Senza soldi non si canta messa
Tutti i partiti si trovano a fare i conti col portafoglio che piange, le spese sono tante (anche troppe) e i contributi sono linfa vitale, ma quando questi mancano, i malumori crescono. Alla Lega servono soldi per Pontida e per la campagna elettorale alle porte, ma il bilancio 2024 segna un bel rosso da 700 mila euro. Così il tesoriere Alberto Di Rubba e i capigruppo hanno rispolverato la vecchia solfa: “Cari eletti, versate la vostra quota, grazie”. Peccato che qualcuno faccia orecchie da mercante. E quel qualcuno non è uno qualunque, ma il vicesegretario Roberto Vannacci. Nessun bonifico, nessuna donazione. Zero assoluto.

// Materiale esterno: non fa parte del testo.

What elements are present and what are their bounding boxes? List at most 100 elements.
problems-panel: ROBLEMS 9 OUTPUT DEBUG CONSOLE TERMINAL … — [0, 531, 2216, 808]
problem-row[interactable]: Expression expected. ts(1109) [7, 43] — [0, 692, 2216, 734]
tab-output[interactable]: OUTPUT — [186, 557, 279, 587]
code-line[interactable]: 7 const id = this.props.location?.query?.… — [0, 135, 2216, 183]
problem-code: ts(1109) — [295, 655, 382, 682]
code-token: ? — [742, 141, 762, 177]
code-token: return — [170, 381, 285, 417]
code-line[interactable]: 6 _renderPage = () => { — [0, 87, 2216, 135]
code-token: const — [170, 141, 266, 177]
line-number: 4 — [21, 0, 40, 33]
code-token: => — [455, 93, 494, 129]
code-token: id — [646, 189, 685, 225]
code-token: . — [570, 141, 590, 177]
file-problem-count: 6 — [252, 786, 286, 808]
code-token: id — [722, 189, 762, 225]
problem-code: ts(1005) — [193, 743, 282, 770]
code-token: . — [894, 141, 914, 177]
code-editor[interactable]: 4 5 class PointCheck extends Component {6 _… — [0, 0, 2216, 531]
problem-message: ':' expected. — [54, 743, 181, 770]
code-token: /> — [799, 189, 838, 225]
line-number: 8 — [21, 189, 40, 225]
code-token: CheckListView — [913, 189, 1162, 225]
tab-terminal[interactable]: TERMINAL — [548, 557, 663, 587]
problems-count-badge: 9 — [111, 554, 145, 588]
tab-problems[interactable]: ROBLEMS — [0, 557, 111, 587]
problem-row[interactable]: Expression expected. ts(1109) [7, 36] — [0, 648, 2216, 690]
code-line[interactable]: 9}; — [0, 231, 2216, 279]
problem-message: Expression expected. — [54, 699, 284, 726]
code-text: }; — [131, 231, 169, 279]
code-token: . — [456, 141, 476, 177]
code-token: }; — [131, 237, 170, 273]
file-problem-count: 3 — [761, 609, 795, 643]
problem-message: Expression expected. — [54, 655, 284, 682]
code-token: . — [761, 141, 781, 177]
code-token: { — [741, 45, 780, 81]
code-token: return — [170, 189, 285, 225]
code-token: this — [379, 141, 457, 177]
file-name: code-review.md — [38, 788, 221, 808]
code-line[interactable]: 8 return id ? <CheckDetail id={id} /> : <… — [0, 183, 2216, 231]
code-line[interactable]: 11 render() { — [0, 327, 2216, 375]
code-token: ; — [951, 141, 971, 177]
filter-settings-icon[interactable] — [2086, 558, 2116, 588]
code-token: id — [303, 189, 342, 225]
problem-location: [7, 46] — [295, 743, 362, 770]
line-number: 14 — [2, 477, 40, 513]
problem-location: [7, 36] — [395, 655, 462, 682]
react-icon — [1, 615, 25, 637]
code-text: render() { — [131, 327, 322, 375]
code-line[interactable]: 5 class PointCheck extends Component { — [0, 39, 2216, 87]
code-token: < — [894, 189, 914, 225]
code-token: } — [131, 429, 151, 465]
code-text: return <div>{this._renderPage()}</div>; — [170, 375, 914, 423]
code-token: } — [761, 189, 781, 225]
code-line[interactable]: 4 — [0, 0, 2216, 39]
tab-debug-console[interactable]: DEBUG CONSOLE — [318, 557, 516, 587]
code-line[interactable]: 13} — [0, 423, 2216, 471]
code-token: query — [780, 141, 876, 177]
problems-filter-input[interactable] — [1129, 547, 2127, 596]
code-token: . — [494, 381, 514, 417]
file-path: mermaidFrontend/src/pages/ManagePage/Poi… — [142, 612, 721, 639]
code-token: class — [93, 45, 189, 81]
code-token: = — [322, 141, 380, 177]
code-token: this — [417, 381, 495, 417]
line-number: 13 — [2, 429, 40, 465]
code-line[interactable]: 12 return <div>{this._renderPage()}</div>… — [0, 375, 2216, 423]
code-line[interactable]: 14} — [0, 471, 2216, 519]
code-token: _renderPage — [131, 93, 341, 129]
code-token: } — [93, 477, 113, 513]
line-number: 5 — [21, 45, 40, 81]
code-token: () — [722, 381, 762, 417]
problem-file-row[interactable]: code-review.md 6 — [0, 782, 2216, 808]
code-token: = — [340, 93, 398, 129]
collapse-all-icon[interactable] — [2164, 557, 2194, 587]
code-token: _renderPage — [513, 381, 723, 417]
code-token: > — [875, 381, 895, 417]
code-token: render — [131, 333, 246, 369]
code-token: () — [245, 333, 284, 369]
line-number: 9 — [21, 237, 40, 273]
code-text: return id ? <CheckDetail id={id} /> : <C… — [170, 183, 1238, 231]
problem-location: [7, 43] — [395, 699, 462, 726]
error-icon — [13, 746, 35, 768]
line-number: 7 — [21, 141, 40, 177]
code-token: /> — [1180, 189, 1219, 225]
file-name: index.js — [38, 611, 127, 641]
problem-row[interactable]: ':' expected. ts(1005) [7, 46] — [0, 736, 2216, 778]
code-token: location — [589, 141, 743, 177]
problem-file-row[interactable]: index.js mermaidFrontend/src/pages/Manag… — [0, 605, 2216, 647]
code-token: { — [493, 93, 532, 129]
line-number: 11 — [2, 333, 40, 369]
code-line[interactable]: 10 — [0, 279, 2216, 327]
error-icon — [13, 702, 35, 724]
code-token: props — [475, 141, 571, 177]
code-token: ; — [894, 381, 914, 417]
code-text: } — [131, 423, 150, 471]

Roberto Vannacci, l’abbonato moroso
Secondo quanto riporta Il Fatto Quotidiano, gli europarlamentari devono sganciare 2 mila euro al mese. I parlamentari nazionali invece, fanno un’offerta più sostanziosa: circa 3 mila euro mensili, divisi in due rate, tipo il mutuo di casa. Poi ci sono i privati generosi, ma non troppo: massimo 100 mila euro all’anno. Esempi virtuosi? Paolo Borchia, che ha fatto due versamenti da 2 mila euro in estate. Susanna Ceccardi, più rapida, ha staccato un assegno da 6 mila in un colpo solo. Tutti ligi al dovere, insomma. Tranne Vannacci, che da maggio, quando è stato accolto nel partito con tanto di nomina a vicesegretario, non ha tirato fuori un euro. Nemmeno per un caffè.
Il malumore nel Carroccio
I colleghi pagano puntuali, come bravi condomini, e ora brontolano: “Ma è normale che il vicesegretario non molli un centesimo?”. Domanda retorica. Intanto i tesorieri meditano di alzare la quota. Così, oltre alla beffa, ci sarebbe pure l’aumento. Persino il ministro Giancarlo Giorgetti ogni mese si priva di 3 mila euro per rimpolpare la cassa. E il generale Vannacci? Tranquillo: lui ha già la sua personale “onlus” alla quale versare risorse preziose, l’organizzazione chiamata Il mondo al contrario.
E infatti…
Alla domanda se preferisca finanziare la sua creatura invece della Lega, risponde con eleganza militare: “Questo lo dice lei. Si chiamano donazioni liberali, e liberali vuol dire che uno fa come gli pare. Arrivederci”. E con ciò chiude la pratica, tanto mica arriveranno le cartelle di Equitalia, no?